Variational inference for scaling and merging in crystallography
Created:
Last modified:
This perspective describes existing algotihms for scaling and merging in crystallography and the recent introduction of variational inference (VI) in this field.
Conventional methods estimate the structure factor amplitude \(F= \sqrt{\bar{I}}\) by averaging redundant measurements of the reflection intensity \(I\) weighted by their uncertainty \(\sigma_I\) after performing a scaling that corrects for systematic errors. This approach can be interpreted as the maximum likelihood estimation (MLE), where using normal distribution as the error model, the likelihood of \(N\) measurements
\[p_\theta(I) = \prod^N_i p_\theta(I_i) = \prod^N_i \frac{1}{\sigma_{I_i}\sqrt{2\pi}} \exp\left[-\frac{(I_i - \theta)^2}{2\sigma^2_{I_i}}\right]\]is maximized (see this lecture note on taking derivative to find maximum) when the model parameter \(\theta\) is the weighted average
\[\theta = \bar{I} = \arg\max p_\theta(I) = \frac{\sum_i I_i/\sigma^2_{I_i}}{\sum_i 1/\sigma^2_{I_i}}.\]Variational inference (VI), in contrast, jointly performs scaling and merging by considering \(F\) as a latent variable that generates the observed \(I\). For simplicity, let’s ignore the scaling aspect of the problem for now. With the introduction of latent variables, the likelihood term generally becomes intractable (For a tractable case, see this post):
\(p_\theta(I) = \int p_\theta(I,F)dF = \int p_\theta(I|F)p(F)dF = \mathop{\mathbb{E}}_{p(F)}[p_\theta(I|F)].\) (Note that now \(\theta\) refers to parameters in general rather than just the underlying structure factors. You can also rewrite the MLE equation as maximizing \(p_\theta(I|\theta)\), which is the likelihood. In maximum a posteriori (MAP), the goal is to maximize the posterior, which is \(p_\theta(\theta|I) \propto p_\theta(I|\theta)p(\theta)\). When you don’t care about the prior \(p(\theta)\), MAP becomes MLE.)

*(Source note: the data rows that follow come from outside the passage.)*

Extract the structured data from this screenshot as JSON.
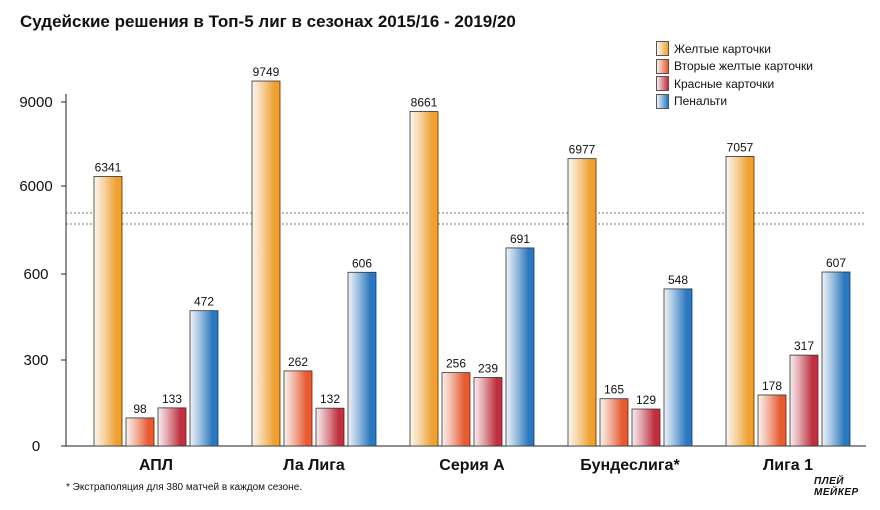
{
  "chart_data": {
    "type": "bar",
    "title": "Судейские решения в Топ-5 лиг в сезонах 2015/16 - 2019/20",
    "categories": [
      "АПЛ",
      "Ла Лига",
      "Серия А",
      "Бундеслига*",
      "Лига 1"
    ],
    "series": [
      {
        "name": "Желтые карточки",
        "values": [
          6341,
          9749,
          8661,
          6977,
          7057
        ],
        "color": "#f0a030",
        "axis": "upper"
      },
      {
        "name": "Вторые желтые карточки",
        "values": [
          98,
          262,
          256,
          165,
          178
        ],
        "color": "#e85a30",
        "axis": "lower"
      },
      {
        "name": "Красные карточки",
        "values": [
          133,
          132,
          239,
          129,
          317
        ],
        "color": "#c0303f",
        "axis": "lower"
      },
      {
        "name": "Пенальти",
        "values": [
          472,
          606,
          691,
          548,
          607
        ],
        "color": "#2a78c0",
        "axis": "lower"
      }
    ],
    "y_ticks": [
      {
        "label": "0",
        "value": 0,
        "axis": "lower"
      },
      {
        "label": "300",
        "value": 300,
        "axis": "lower"
      },
      {
        "label": "600",
        "value": 600,
        "axis": "lower"
      },
      {
        "label": "6000",
        "value": 6000,
        "axis": "upper"
      },
      {
        "label": "9000",
        "value": 9000,
        "axis": "upper"
      }
    ],
    "lower_axis_range": [
      0,
      900
    ],
    "upper_axis_range": [
      3000,
      9900
    ],
    "axis_break": true,
    "grid": false,
    "legend_position": "top-right",
    "footnote": "* Экстраполяция для 380 матчей в каждом сезоне."
  },
  "brand": {
    "line1": "ПЛЕЙ",
    "line2": "МЕЙКЕР"
  }
}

A naive estimation by Monte Carlo sampling from the prior distribution \(p(F)\) converges slowly. A statistical trick that can be useful here is importance sampling, which samples from a surrogate distribution \(q(F)\) and corrects the sampling bias:
\[\begin{aligned} \int p_\theta(I|F)p(F)dF &= \int p_\theta(I|F)\frac{p(F)}{q(F)}q(F)dF \\ &= \mathop{\mathbb{E}}_{q(F)}\left[p_\theta(I|F)\frac{p(F)}{q(F)}\right]. \end{aligned}\]Using Jensen’s inequality,
\[\begin{aligned} \log p_\theta(I) &= \log \mathop{\mathbb{E}}_{q(F)}\left[p_\theta(I|F)\frac{p(F)}{q(F)}\right] \\ &\geq \mathop{\mathbb{E}}_{q(F)}\left[\log\left[p_\theta(I|F)\frac{p(F)}{q(F)}\right]\right] \\ &= \mathop{\mathbb{E}}_{q(F)}\left[\log p_\theta(I|F)\right] -\mathop{\mathbb{E}}_{q(F)}\left[\log \frac{q(F)}{p(F)}\right] \\ &= \mathop{\mathbb{E}}_{q(F)}\left[\log p_\theta(I|F)\right] - D_\mathrm{KL}\left[q(F)\|p(F)\right] \end{aligned}\]where the last line is also known as the evidence-lower bound (ELBO). In other words, in VI, maximizing ELBO is guaranteed to maximize the likelihood. When \(q(F)=p(F|I)\), \(p_\theta(I)\) is exactly recovered using Bayes’ theorem. In fact, ELBO can be alternatively derived from minimizing \(D_\mathrm{KL}[q(F)\|p(F|I)]\). This motivates the interpretation of \(q(F)\) as a good approximation of the intractable true posterior \(p_\theta(F|I)\). Thus, unlike MLE or maximum a posteriori methods that yield a point estimation of \(F\), VI enables characterizing the distribution of \(F\) with uncertainty information.
Another intuitive interpretation of maximizing ELBO as the optimization objective of VI is that the former term encourages fitting variable \(F\) to observed data \(I\) by maximizing the log-likelihood, whereas the latter Kullback–Leibler (KL) term penalizes overfitting by constraining model \(q(F)\) to not deviate too far from the prior distribution \(p(F)\).